We have previously developed and published a series of media formulations, normal fasting media (NF), early metabolic syndrome media (EMS), and late metabolic syndrome media (LMS), to experimentally model lifestyle-driven progression of MASLD (Supplementary Figure 1) [20, 38]. These formulations were designed based on clinical blood chemistries and have been used to characterize multiple MASLD-associated phenotypes, including steatosis, secretion of pro-inflammatory cytokines, and pro-collagen 1α1 (COL 1A1) in the LAMPS platform.

To determine whether the ht-LAMPS recapitulates these MASLD-associated phenotypes, models were cultured in NF, EMS, and LMS media (Supplementary Figure 1) and evaluated on Day 8. Because MASLD-associated injury and lipid accumulation are most pronounced in the pericentral (Zone 3) region of the liver [53, 55], ht-LAMPS were maintained under Zone 3–like flow conditions, consistent with the experimental design used in our previous MASLD studies with the LAMPS platform [20, 36, 38]. Both EMS and LMS media induced significantly greater lipid accumulation compared with NF media (Figure 5A; p < 0.0001, n = 7 chambers). In parallel, secretion of inflammatory cytokines increased under disease-inducing conditions, with IL-6 showing a significant elevation in the LMS condition relative to NF (Figure 5B; p = 0.0001, n = 7 chambers). CCL2 and IL-8 also exhibited increasing trends in the LMS condition compared with NF (Figure 5B). These cytokines (IL-6, IL-8, and CCL2) were selected as representative inflammatory mediators based on their established roles in MASLD progression and hepatic inflammatory responses [56, 57], and their use in prior LAMPS studies [20, 36, 38]. In addition, secretion of the pro-fibrotic marker COL 1A1 increased in a stepwise manner from EMS to LMS (Figure 5D; p < 0.0001, n = 7 chambers). Complementing these efflux-based measurements, immunofluorescence imaging of ht-LAMPS (Figure 5C) demonstrated increased expression of α-smooth muscle actin (αSMA) and COL1A1 under EMS and LMS conditions relative to NF. These data provide cell-associated evidence of increased stellate cell–associated and fibrogenic marker expression under disease-inducing conditions.

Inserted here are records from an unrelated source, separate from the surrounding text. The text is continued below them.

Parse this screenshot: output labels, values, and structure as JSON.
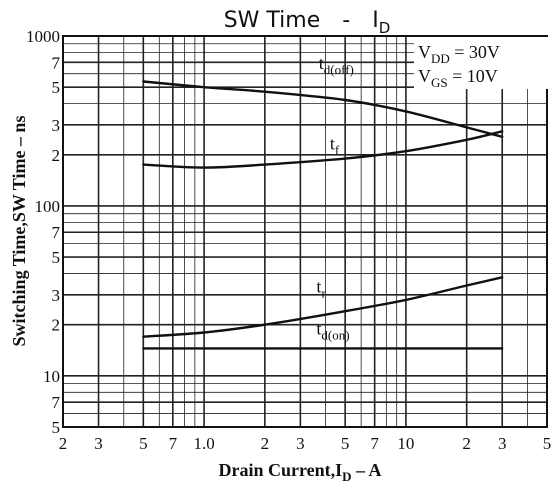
{
  "chart_data": {
    "type": "line",
    "title": "SW Time  -  I_D",
    "title_parts": {
      "main": "SW Time",
      "sep": "-",
      "sym": "I",
      "sub": "D"
    },
    "xlabel": "Drain Current,I_D – A",
    "xlabel_parts": {
      "pre": "Drain Current,I",
      "sub": "D",
      "post": " – A"
    },
    "ylabel": "Switching Time,SW Time – ns",
    "x_scale": "log",
    "y_scale": "log",
    "xlim": [
      0.2,
      50
    ],
    "ylim": [
      5,
      1000
    ],
    "grid": true,
    "x_tick_labels": [
      {
        "v": 0.2,
        "t": "2"
      },
      {
        "v": 0.3,
        "t": "3"
      },
      {
        "v": 0.5,
        "t": "5"
      },
      {
        "v": 0.7,
        "t": "7"
      },
      {
        "v": 1.0,
        "t": "1.0"
      },
      {
        "v": 2,
        "t": "2"
      },
      {
        "v": 3,
        "t": "3"
      },
      {
        "v": 5,
        "t": "5"
      },
      {
        "v": 7,
        "t": "7"
      },
      {
        "v": 10,
        "t": "10"
      },
      {
        "v": 20,
        "t": "2"
      },
      {
        "v": 30,
        "t": "3"
      },
      {
        "v": 50,
        "t": "5"
      }
    ],
    "y_tick_labels": [
      {
        "v": 1000,
        "t": "1000"
      },
      {
        "v": 700,
        "t": "7"
      },
      {
        "v": 500,
        "t": "5"
      },
      {
        "v": 300,
        "t": "3"
      },
      {
        "v": 200,
        "t": "2"
      },
      {
        "v": 100,
        "t": "100"
      },
      {
        "v": 70,
        "t": "7"
      },
      {
        "v": 50,
        "t": "5"
      },
      {
        "v": 30,
        "t": "3"
      },
      {
        "v": 20,
        "t": "2"
      },
      {
        "v": 10,
        "t": "10"
      },
      {
        "v": 7,
        "t": "7"
      },
      {
        "v": 5,
        "t": "5"
      }
    ],
    "series": [
      {
        "name": "t_d(off)",
        "label_main": "t",
        "label_sub": "d(off)",
        "label_at": [
          3.7,
          640
        ],
        "x": [
          0.5,
          1,
          2,
          5,
          10,
          20,
          30
        ],
        "y": [
          540,
          500,
          470,
          420,
          360,
          290,
          255
        ]
      },
      {
        "name": "t_f",
        "label_main": "t",
        "label_sub": "f",
        "label_at": [
          4.2,
          215
        ],
        "x": [
          0.5,
          1,
          2,
          5,
          10,
          20,
          30
        ],
        "y": [
          175,
          168,
          175,
          190,
          210,
          245,
          275
        ]
      },
      {
        "name": "t_r",
        "label_main": "t",
        "label_sub": "r",
        "label_at": [
          3.6,
          31
        ],
        "x": [
          0.5,
          1,
          2,
          5,
          10,
          20,
          30
        ],
        "y": [
          17,
          18,
          20,
          24,
          28,
          34,
          38
        ]
      },
      {
        "name": "t_d(on)",
        "label_main": "t",
        "label_sub": "d(on)",
        "label_at": [
          3.6,
          17.5
        ],
        "x": [
          0.5,
          30
        ],
        "y": [
          14.5,
          14.5
        ]
      }
    ],
    "conditions": [
      {
        "pre": "V",
        "sub": "DD",
        "post": " = 30V"
      },
      {
        "pre": "V",
        "sub": "GS",
        "post": " = 10V"
      }
    ]
  }
}
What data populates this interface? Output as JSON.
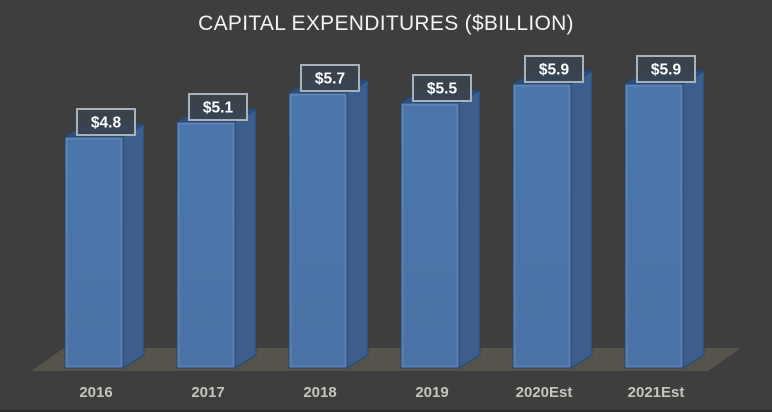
{
  "chart_data": {
    "type": "bar",
    "style": "3d-column",
    "title": "CAPITAL EXPENDITURES ($BILLION)",
    "categories": [
      "2016",
      "2017",
      "2018",
      "2019",
      "2020Est",
      "2021Est"
    ],
    "values": [
      4.8,
      5.1,
      5.7,
      5.5,
      5.9,
      5.9
    ],
    "data_labels": [
      "$4.8",
      "$5.1",
      "$5.7",
      "$5.5",
      "$5.9",
      "$5.9"
    ],
    "xlabel": "",
    "ylabel": "",
    "legend": "none",
    "gridlines": false,
    "value_axis_visible": false,
    "ylim": [
      0,
      6.5
    ]
  },
  "colors": {
    "background": "#3e3e3e",
    "title_text": "#f2f2f2",
    "floor": "#56534a",
    "bar_front": "#4c76ab",
    "bar_front_bottom": "#4a72a5",
    "bar_top": "#2f4f7c",
    "bar_side": "#3b5e8c",
    "bar_edge": "#26466f",
    "label_box_fill": "rgba(58,67,78,0.88)",
    "label_box_border": "#a9b2ba",
    "label_text": "#ffffff",
    "category_text": "#c8c4bb",
    "bottom_line": "#2a2a2a"
  }
}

To assess whether MASLD-associated phenotypes observed in ht-LAMPS are consistent with those previously reported in the single-chamber LAMPS [20, 36, 38], disease-response metrics measured at Day 8 were compared between platforms under matched media conditions (Supplementary Table 3). Both platforms exhibited similar increases in steatosis and secretion of the pro-fibrotic marker COL 1A1 in response to EMS and LMS media, indicating preserved induction of key metabolic and fibrotic MASLD progression phenotypes in the ht-LAMPS configuration. Cytokine responses were also broadly comparable between platforms under LMS conditions, with both systems showing increased IL-6 secretion and increasing trends in CCL2 and IL-8. While cytokine induction under EMS conditions was attenuated in ht-LAMPS relative to the single-chamber LAMPS, the overall pattern of MASLD-associated metabolic, fibrotic, and inflammatory responses was consistent between platforms.